Filing an SEC Form D involves several steps that include gathering information, preparing the form, and submitting it to the SEC. Here’s an overview of the process:

  1. Gather information: Before you can file Form D, you will need to gather certain information about your company and the offering. This information includes your company’s name and address, the CIK number, the names and addresses of your company’s directors, officers, and beneficial owners of more than 10% of the securities being offered, the type of security being offered, the offering amount, the number of investors, and information about any prior sales of securities under Regulation D.
  2. Prepare the Form: Once you have gathered all of the necessary information, you can prepare the Form D. The form can be found on the SEC’s website and it can be filled out electronically or manually. Form D includes multiple parts, such as cover page, issuer information, notice of sale, and signature page. It is important to fill out the form completely and accurately to avoid errors.
  3. Submit the Form: Once the Form D is completed, it must be filed with the SEC through the EDGAR system. The filing must be done within 15 days after the first sale of securities in a Regulation D offering. You will need to create an EDGAR account and receive a CIK number to submit the form online.

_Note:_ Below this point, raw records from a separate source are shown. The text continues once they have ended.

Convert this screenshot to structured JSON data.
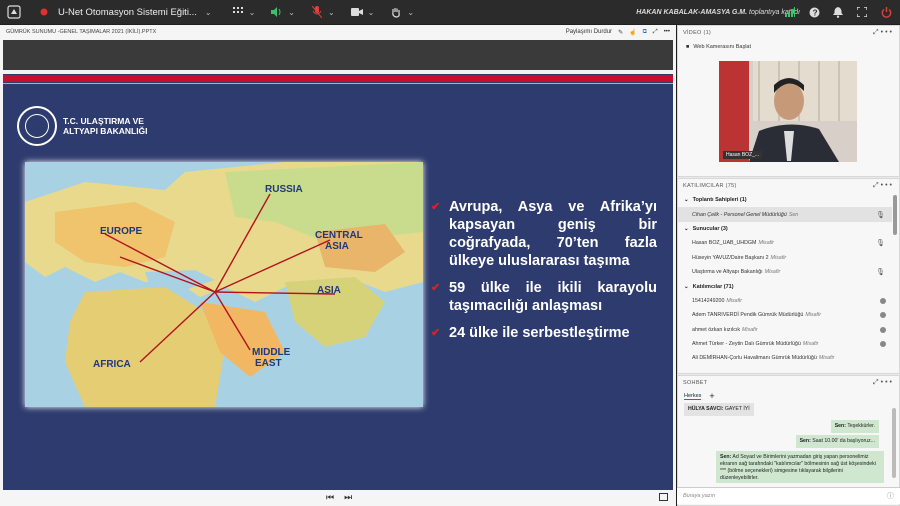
{
  "topbar": {
    "meeting_title": "U-Net Otomasyon Sistemi Eğiti...",
    "host": "HAKAN KABALAK-AMASYA G.M.",
    "host_suffix": "toplantıya katıldı"
  },
  "share": {
    "file_title": "GÜMRÜK SUNUMU -GENEL TAŞIMALAR 2021 (İKİLİ).PPTX",
    "stop_label": "Paylaşımı Durdur"
  },
  "slide": {
    "org_line1": "T.C. ULAŞTIRMA VE",
    "org_line2": "ALTYAPI BAKANLIĞI",
    "map_labels": {
      "russia": "RUSSIA",
      "europe": "EUROPE",
      "central_asia_1": "CENTRAL",
      "central_asia_2": "ASIA",
      "asia": "ASIA",
      "africa": "AFRICA",
      "middle_east_1": "MIDDLE",
      "middle_east_2": "EAST"
    },
    "bullets": [
      "Avrupa, Asya ve Afrika’yı kapsayan geniş bir coğrafyada, 70’ten fazla ülkeye uluslararası taşıma",
      "59 ülke ile ikili karayolu taşımacılığı anlaşması",
      "24 ülke ile serbestleştirme"
    ]
  },
  "video": {
    "header": "VİDEO (1)",
    "webcam_button": "Web Kamerasını Başlat",
    "participant_name": "Hasan BOZ_..."
  },
  "participants": {
    "header": "KATILIMCILAR (75)",
    "hosts_section": "Toplantı Sahipleri (1)",
    "presenters_section": "Sunucular (3)",
    "attendees_section": "Katılımcılar (71)",
    "hosts": [
      {
        "name": "Cihan Çelik - Personel Genel Müdürlüğü",
        "role": "Sen"
      }
    ],
    "presenters": [
      {
        "name": "Hasan BOZ_UAB_UHDGM",
        "role": "Misafir"
      },
      {
        "name": "Hüseyin YAVUZ/Daire Başkanı 2",
        "role": "Misafir"
      },
      {
        "name": "Ulaştırma ve Altyapı Bakanlığı",
        "role": "Misafir"
      }
    ],
    "attendees": [
      {
        "name": "15414249200",
        "role": "Misafir"
      },
      {
        "name": "Adem TANRIVERDİ Pendik Gümrük Müdürlüğü",
        "role": "Misafir"
      },
      {
        "name": "ahmet özkan kızılcık",
        "role": "Misafir"
      },
      {
        "name": "Ahmet Türker - Zeytin Dalı Gümrük Müdürlüğü",
        "role": "Misafir"
      },
      {
        "name": "Ali DEMİRHAN-Çorlu Havalimanı Gümrük Müdürlüğü",
        "role": "Misafir"
      }
    ]
  },
  "chat": {
    "header": "SOHBET",
    "tab_all": "Herkes",
    "messages": [
      {
        "sender": "HÜLYA SAVCI:",
        "text": "GAYET İYİ",
        "dir": "in"
      },
      {
        "sender": "Sen:",
        "text": "Teşekkürler.",
        "dir": "out"
      },
      {
        "sender": "Sen:",
        "text": "Saat 10.00' da başlıyoruz...",
        "dir": "out"
      },
      {
        "sender": "Sen:",
        "text": "Ad Soyad ve Birimlerini yazmadan giriş yapan personelimiz ekranın sağ tarafındaki \"katılımcılar\" bölmesinin sağ üst köşesindeki *** (bölme seçenekleri) simgesine tıklayarak bilgilerini düzenleyebilirler.",
        "dir": "out"
      }
    ],
    "input_placeholder": "Buraya yazın"
  }
}
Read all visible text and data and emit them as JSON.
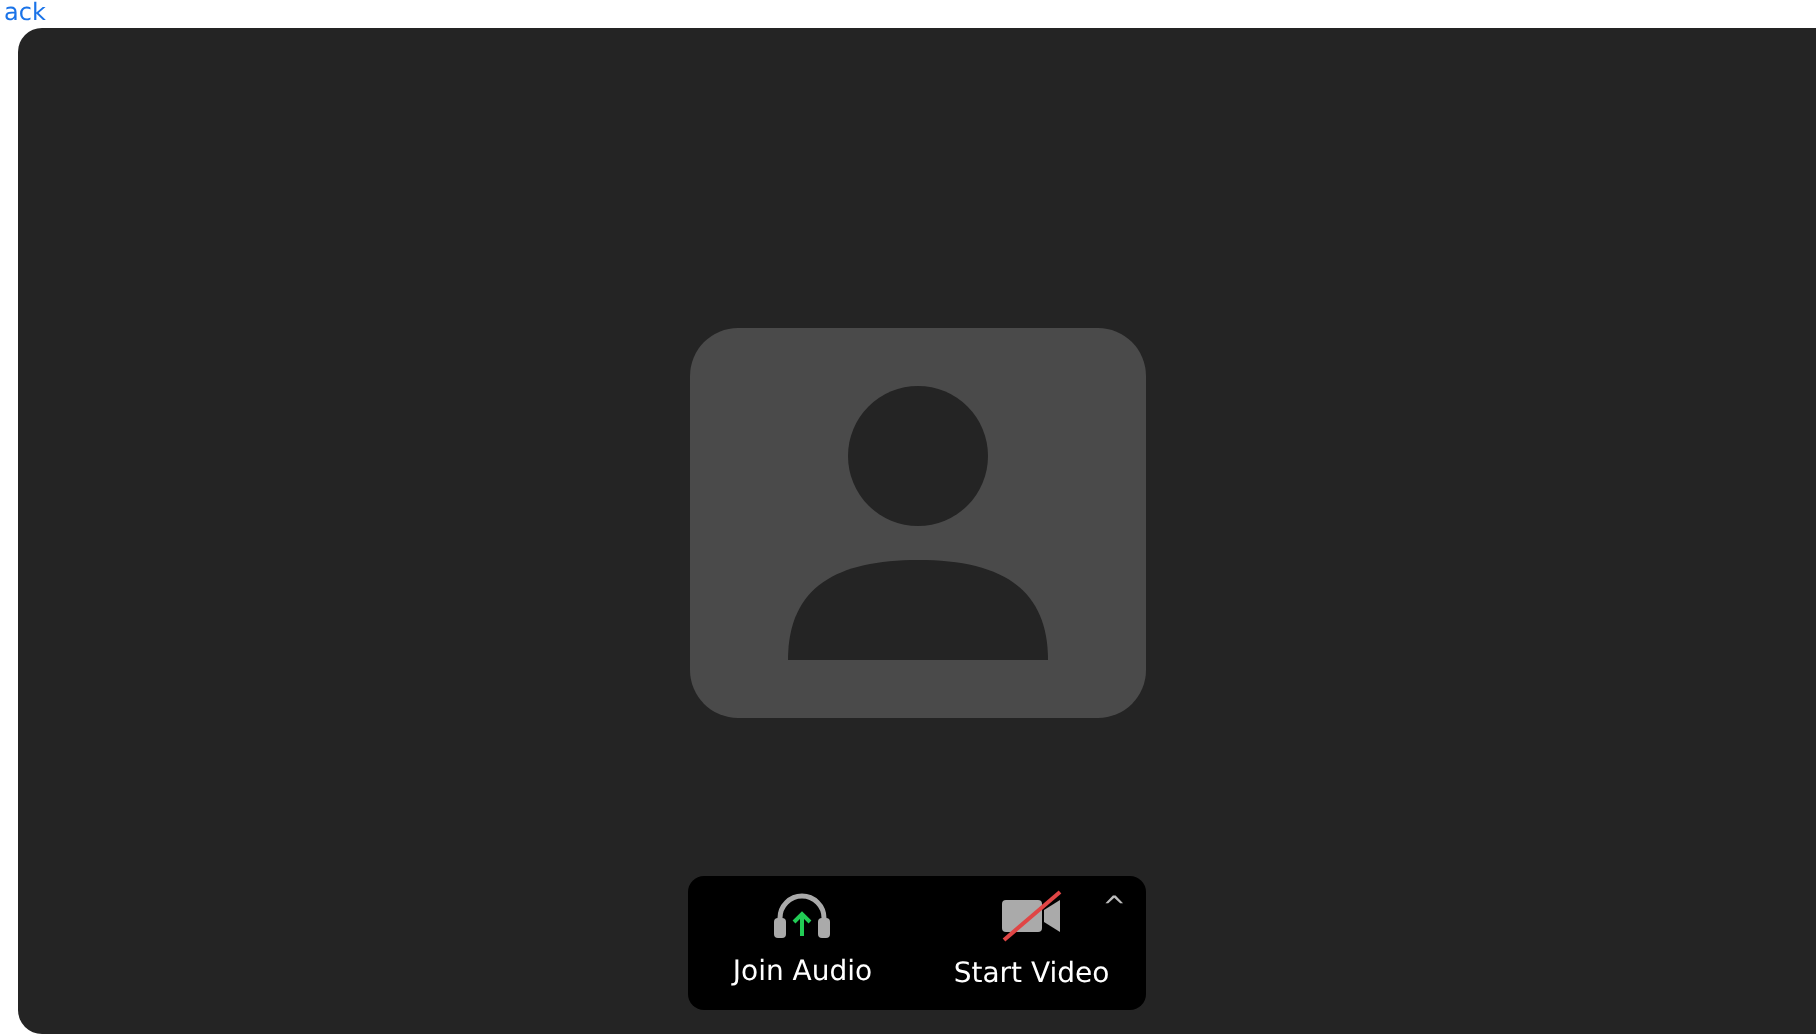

  4. General Notice and Amendment Notice: In addition to filing Form D with the SEC, issuers must also file a general notice filing and an amendment notice filing. The general notice filing includes information about the company and the offering, while the amendment notice filing includes any changes to the information provided in the general notice filing.

It’s important to note that it’s always recommended that you consult with a syndication attorney about the security offering and how to file.